I really struggled with the design of this pack. It is loaded with features, most of which will sound plausible in a shop, but for me at least half of which were of marginal value in the real world.
The basic sac design is a good example of this. Lowe Alpine make a big deal out of the multiple entry points to the pack. Not only is it a twin compartment pack, but it has three entry points, including a front and rear zipped entry. For wet New Zealand conditions, this means gear will need to be safely packed away in waterproof bags or pack liners.
Because the sac design is compromised by these zips, the pack has a built-in rain cover. Rain covers can be a useful addition to a pack, but I’ve always thought a design that incorporates it as standard is almost a confession that the basic sac is not sufficiently engineered to prevent water egress.
The adjustable harness is the main point of difference between this pack and similar sized packs from other manufacturers. Some will find this appealing with its potential to allow most of your back to breathe and avoid the sweat build-up that comes with back-hugging harness designs. This works to a degree, but not well enough to offset the extra complexity of the harness and its lighter construction materials that may not be as durable as simpler systems.
There are plenty of pockets on this pack. Some useful like the side and top pockets.
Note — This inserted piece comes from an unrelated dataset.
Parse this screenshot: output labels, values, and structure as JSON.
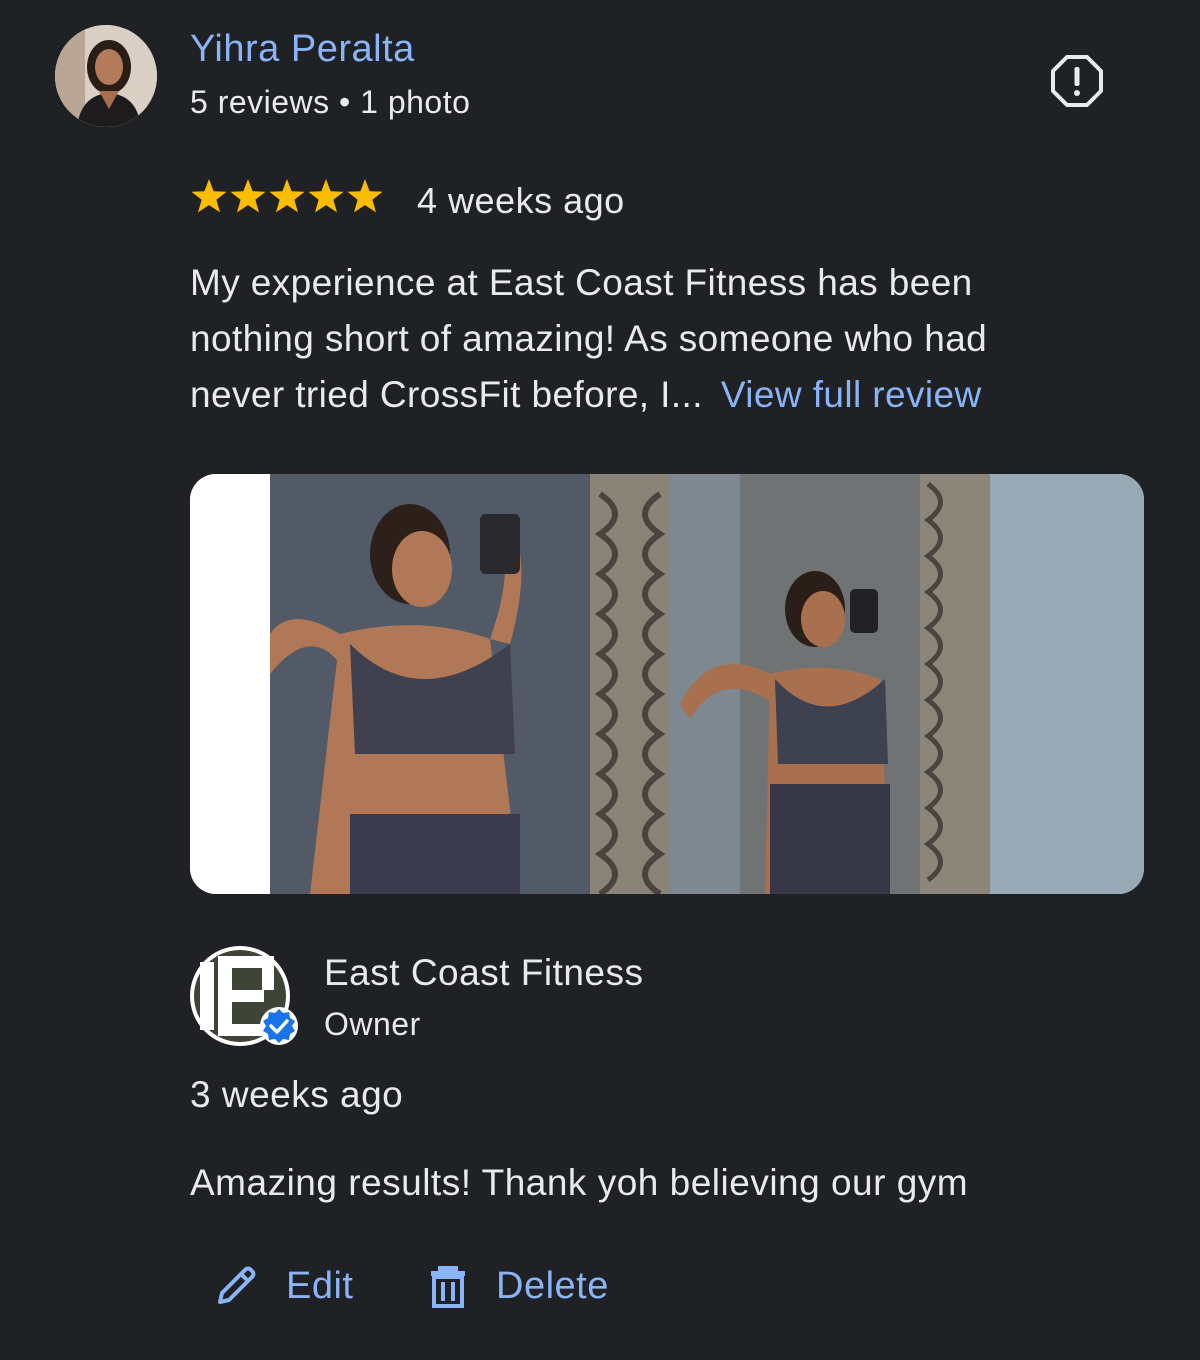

The shoulder strap cellphone pocket I found impractical.
This pack didn’t compare well with some other packs of the same size I’ve tested where the trend is to go lighter and simpler. It tries to deliver too much of what it thinks the customer might want, rather than more of what you actually need. It violates the KISS principle of smart design, which is a shame because the harness idea has some merit and if it was matched with a no-nonsense sac then it might be a product I would look at again.